The pioneers of academic Social Policy in the UK were directly implicated in the moulding of the post-World War II welfare state in its ‘golden age’. Alan Deacon has suggested that a sort of ‘quasi-Titmuss paradigm’ subsequently endured as, in the 1970s, Social Administration morphed into Social Policy, a subject with a wider remit and a more critical edge. However, the substantive influence of the subject on substantive policymaking has since declined: a reflection in part of the fundamental reconfiguration of the welfare state and in part of changes within academia. The changing parameters of social provision in a newly emerging post-industrial era made the study of Social Policy in many ways more intellectually exciting, but, arguably, it diluted or de-centred its focus. And the coming of new public managerialism to the higher education sector has subjected all academics to greater control and resulted in a research agenda with an increasingly utilitarian ethos.

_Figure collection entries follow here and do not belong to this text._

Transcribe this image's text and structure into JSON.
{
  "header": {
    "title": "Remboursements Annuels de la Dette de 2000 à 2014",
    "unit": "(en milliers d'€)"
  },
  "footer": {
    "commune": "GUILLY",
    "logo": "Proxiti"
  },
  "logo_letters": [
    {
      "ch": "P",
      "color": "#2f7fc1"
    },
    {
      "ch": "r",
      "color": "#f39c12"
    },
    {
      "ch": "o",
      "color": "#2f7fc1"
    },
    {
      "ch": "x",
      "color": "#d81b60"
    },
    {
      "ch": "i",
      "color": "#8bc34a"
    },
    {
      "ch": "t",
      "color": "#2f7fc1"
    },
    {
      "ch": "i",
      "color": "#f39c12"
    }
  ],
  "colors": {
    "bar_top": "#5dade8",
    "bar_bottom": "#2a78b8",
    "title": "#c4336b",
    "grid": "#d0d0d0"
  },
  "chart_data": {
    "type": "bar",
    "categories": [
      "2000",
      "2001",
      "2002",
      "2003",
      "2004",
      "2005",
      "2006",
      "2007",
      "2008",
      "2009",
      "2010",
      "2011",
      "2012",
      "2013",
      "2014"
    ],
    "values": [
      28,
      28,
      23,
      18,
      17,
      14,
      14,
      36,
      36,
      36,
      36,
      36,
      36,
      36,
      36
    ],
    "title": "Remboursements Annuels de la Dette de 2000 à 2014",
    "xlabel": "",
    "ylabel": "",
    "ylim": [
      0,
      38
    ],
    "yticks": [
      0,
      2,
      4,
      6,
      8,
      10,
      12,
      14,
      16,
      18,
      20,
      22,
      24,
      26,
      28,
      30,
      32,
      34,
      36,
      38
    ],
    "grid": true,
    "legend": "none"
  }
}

Social Policy academics have continued, nevertheless, to play a key role as policy advisers, independent experts and researchers. And, on occasions, they have sought through their work to call policy-makers to account for the shortcomings, failures or adverse consequences of policy change. In this latter role, the Social Policy academic is likely to engage not merely with technical issues, but with ideological controversies and moral priorities. Speaking truth to power is the prerogative of the scholar, though it may render her vulnerable, just as, in 1170 AD, Archbishop Thomas Beckett’s principled challenge to the authority of Henry II, led to his condemnation by the king as a ‘turbulent’, ‘troublesome’ or ‘meddlesome’ priest (there are conflicting historical accounts as to the precise adjective used) — resulting in Beckett’s unauthorised murder by four zealous knights, loyal to Henry.

Thankfully, troublesome Social Policy academics are unlikely to be murdered, but they may be vulnerable to challenges to their independence, to ridicule through the popular press, to effective exclusion from access to research funding, or more simply, to marginalization. Where the message from academia to policymakers is unwelcome, it can be systematically silenced, filleted or reinterpreted to fit with a different ‘story’ that supports rather than challenges ‘asymmetrical relations of power’.

Looking forward, therefore, it may be foreseen that there will be enduring moral tensions between the different kinds of influence that scholars in the field of Social Policy will continue to seek, and may yet wield, within the world of substantive social policymaking. Key to resolving or accommodating those tensions and to the integrity of Social Policy scholarship is the synergistic relationship between theory and practice on the one hand, and between politics and principles on the other. Systematic evidence gathering and conceptual insight are equally important. And insofar as substantive social policies are invariably constructed on the basis of muddled consensus or ideological compromise, the role of the Social Policy scholar is not to remain aloof from political controversy, but to maintain an undivided commitment to the defence and promotion of human well-being. In this increasingly amoral era of austerity economics and populist politics, the need for an academic Social Policy that combines objective expertise with moral clarity is greater than ever before.

Hartley Dean has been a Social Policy academic for 30 years. He is currently Professor of Social Policy at the London School of Economics (and is part-retired), but he previously held posts at the Universities of Luton and Kent. Before becoming an academic, he worked for 12 years as a welfare-rights adviser in a community-based inner-London advice agency. His most recent book is titled Social Advantage and Disadvantage (ed. with L. Platt, Oxford University Press, 2016).